A couple of weeks ago, two very different learning formats around visual thinking were happening at the same time in our office.
In one room, a group training was underway. Participants were working with flipcharts, testing visual vocabulary, structuring ideas, and practicing how to draw live in front of others. The atmosphere was active and collective. People were learning from the trainer, but just as much from each other—observing, trying, adjusting.
In another room, a one-to-one mentoring session was taking place. The pace was slower, more focused. One person, working through her own material, supported by a mentor.
Both were about visual thinking and visual communication, but the learning that was happening in each space was of a very different nature.
One practice, different forms of learning
In our group training on visual harvesting, the first barrier is often confidence.
Participants are introduced to the basics of visual communication: how to build a simple visual vocabulary, how to structure information, how to use drawings to support explanation. The group dynamic plays an important role here. Seeing others try, hesitate, and improve creates permission to experiment.
What shifts quickly is not mastery, but willingness. People move from “I can’t draw” to “I can use this.”
In a mentoring trajectory, the focus is different.
The work becomes more specific and more closely connected to the person’s own context. In this case, the mentee was a copywriter looking to expand her practice with visual language. The question was not how to draw in general, but how to integrate visuals into her way of working with clients.
Between sessions, she kept a visual diary. Not as an output, but as a working space: capturing thoughts, questions, fragments of conversations. During the sessions, these materials were reviewed and developed further.
What evolves in this setting is not only skill, but a relationship to the practice. Drawings are no longer treated as something to “add”, but as a way to think, explore, and test ideas.
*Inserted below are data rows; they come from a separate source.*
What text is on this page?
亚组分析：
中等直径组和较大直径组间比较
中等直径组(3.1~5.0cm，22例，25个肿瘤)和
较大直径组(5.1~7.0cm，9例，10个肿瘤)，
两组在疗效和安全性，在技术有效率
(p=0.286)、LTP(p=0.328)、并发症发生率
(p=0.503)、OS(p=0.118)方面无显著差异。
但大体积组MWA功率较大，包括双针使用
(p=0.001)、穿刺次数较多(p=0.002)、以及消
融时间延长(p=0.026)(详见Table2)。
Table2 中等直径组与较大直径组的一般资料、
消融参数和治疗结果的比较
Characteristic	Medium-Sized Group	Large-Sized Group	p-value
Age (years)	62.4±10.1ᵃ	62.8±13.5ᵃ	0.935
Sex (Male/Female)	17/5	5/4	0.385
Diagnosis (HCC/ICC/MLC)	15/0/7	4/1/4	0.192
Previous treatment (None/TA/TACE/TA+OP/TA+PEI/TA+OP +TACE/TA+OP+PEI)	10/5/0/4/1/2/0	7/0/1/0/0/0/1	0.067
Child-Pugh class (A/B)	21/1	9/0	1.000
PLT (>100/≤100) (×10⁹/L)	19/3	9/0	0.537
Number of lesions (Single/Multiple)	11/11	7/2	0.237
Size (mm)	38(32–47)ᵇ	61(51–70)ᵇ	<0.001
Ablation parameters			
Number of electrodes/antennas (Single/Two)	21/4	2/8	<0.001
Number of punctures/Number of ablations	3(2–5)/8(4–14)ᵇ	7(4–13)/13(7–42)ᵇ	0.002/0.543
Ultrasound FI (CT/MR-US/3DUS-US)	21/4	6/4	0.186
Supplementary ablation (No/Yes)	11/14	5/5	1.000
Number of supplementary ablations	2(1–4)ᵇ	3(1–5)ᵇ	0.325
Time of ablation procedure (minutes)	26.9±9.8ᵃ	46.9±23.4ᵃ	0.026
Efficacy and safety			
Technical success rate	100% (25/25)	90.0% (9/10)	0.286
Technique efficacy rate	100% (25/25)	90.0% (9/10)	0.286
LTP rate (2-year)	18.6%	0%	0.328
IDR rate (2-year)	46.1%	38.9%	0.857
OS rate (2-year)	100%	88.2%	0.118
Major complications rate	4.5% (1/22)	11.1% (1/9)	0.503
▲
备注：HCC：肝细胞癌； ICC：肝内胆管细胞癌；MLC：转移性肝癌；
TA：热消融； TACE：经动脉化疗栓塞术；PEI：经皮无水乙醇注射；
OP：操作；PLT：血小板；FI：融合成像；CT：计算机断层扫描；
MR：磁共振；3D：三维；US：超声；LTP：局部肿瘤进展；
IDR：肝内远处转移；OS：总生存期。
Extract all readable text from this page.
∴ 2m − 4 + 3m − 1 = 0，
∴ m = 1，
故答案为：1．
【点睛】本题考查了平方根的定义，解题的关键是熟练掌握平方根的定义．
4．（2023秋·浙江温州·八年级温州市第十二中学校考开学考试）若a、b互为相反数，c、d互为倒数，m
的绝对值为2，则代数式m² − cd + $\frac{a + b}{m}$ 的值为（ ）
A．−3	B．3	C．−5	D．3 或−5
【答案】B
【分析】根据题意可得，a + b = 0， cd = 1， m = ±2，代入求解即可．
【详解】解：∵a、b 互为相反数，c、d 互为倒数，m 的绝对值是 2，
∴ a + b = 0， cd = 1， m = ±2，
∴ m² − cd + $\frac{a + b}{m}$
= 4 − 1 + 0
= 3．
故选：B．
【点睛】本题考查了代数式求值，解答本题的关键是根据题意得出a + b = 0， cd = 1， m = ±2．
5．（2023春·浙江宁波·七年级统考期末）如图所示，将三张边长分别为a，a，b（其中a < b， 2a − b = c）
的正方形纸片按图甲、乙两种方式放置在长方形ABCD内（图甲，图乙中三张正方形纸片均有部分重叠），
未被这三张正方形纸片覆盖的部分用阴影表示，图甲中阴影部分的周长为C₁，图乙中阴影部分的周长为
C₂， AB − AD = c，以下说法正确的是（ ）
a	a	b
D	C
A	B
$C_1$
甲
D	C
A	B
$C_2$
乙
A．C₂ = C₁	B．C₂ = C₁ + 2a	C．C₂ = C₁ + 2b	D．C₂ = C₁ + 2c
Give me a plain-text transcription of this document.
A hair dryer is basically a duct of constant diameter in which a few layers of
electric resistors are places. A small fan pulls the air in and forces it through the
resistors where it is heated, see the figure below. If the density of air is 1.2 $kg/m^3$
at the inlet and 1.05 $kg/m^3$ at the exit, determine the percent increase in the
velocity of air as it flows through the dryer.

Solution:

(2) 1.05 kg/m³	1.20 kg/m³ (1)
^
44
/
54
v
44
Alongside these longer formats, there are also smaller moments of learning.
In a recent lunch session, one of our colleagues shared techniques for working with visual metaphors. It was informal and short, but it added something important. With a few targeted exercises, participants explored how simple visual shifts can carry more complex meaning.
These moments do not replace training or mentoring, but they extend the practice. They introduce new elements, keep the work alive, and invite continued experimentation.
What this reveals about learning visual thinking
Seen together, these formats point to a broader pattern.
Visual thinking is not a skill that is acquired in a single step. It develops over time, through different types of learning experiences that each serve a distinct role:
- group settings help people get started and lower the threshold
- mentoring supports integration into real work
- shorter learning moments expand and refine the practice
The format shapes what kind of learning becomes possible. It influences how far people go, how they apply what they learn, and whether the practice sustains over time.
More than a communication technique
Visual thinking is often introduced as a way to improve clarity in communication. And there is strong evidence supporting this.
Cognitive research shows that combining verbal and visual information activates different processing systems in the brain, which improves both understanding and recall (Paivio, 1971). In addition, when people actively create visuals—through sketchnoting, mindmapping, or doodling, they engage more deeply with the material. This is described in learning science as generative learning: understanding increases when learners actively structure and represent information themselves (Fiorella & Mayer, 2015).
This explains why practices like sketchnoting or visual harvesting are effective in helping people grasp and retain complex information.
Do you have patience for one more layer? The value of visual thinking often goes further!
In this phase, useful teambuilding helps the team discover that disagreement is not the problem. The real problem is not knowing how to work with disagreement.
When visual language adds something different
In more in-depth work, visual language usually does more than supporting clarity. It also changes how people engage with their own thinking. Moving from “what are we thinking about” to “how are we thinking about it” is a crucial step in building layered understanding.
In the mentoring example, the shift was not simply that the mentee became more skilled at drawing. What changed was how she used visuals as a part of her thinking process. The visual diary created space to work with ideas that were not yet fully formed, ideas that might have been difficult to articulate directly in words.
Visual representations can hold relationships, ambiguities, and partial thoughts without forcing immediate resolution. This is particularly relevant in situations where language tends to either oversimplify or remain too abstract.
Implications for learning and development
For L&D (Learning & Development) and HR teams, this has practical consequences.
If visual thinking is understood as an evolving practice – one that supports both clarity and deeper engagement – then a single training session will typically only address part of the need.
A group training on visual harvesting can be an effective entry point. It builds confidence and introduces core principles of visual communication.
To embed the practice more fully, additional formats are often needed:
- mentoring or coaching to connect the practice to real work situations
- follow-up sessions or peer learning to continue developing specific aspects (e.g. visual metaphors, facilitation techniques)
What makes the difference is not one format over another, but how they are combined over time.
A note on terminology
In different contexts, this work is referred to in different ways: visual thinking, visual communication, visual facilitation, graphic recording, live scribing, or visual harvesting.
While the formats and applications vary, they share a common intention: making thinking visible so it can be understood, shared, and developed collectively.
References
- Paivio, A. (1971). Imagery and Verbal Processes. Holt, Rinehart & Winston.
- Fiorella, L., & Mayer, R. (2015). Learning as a Generative Activity. Cambridge University Press.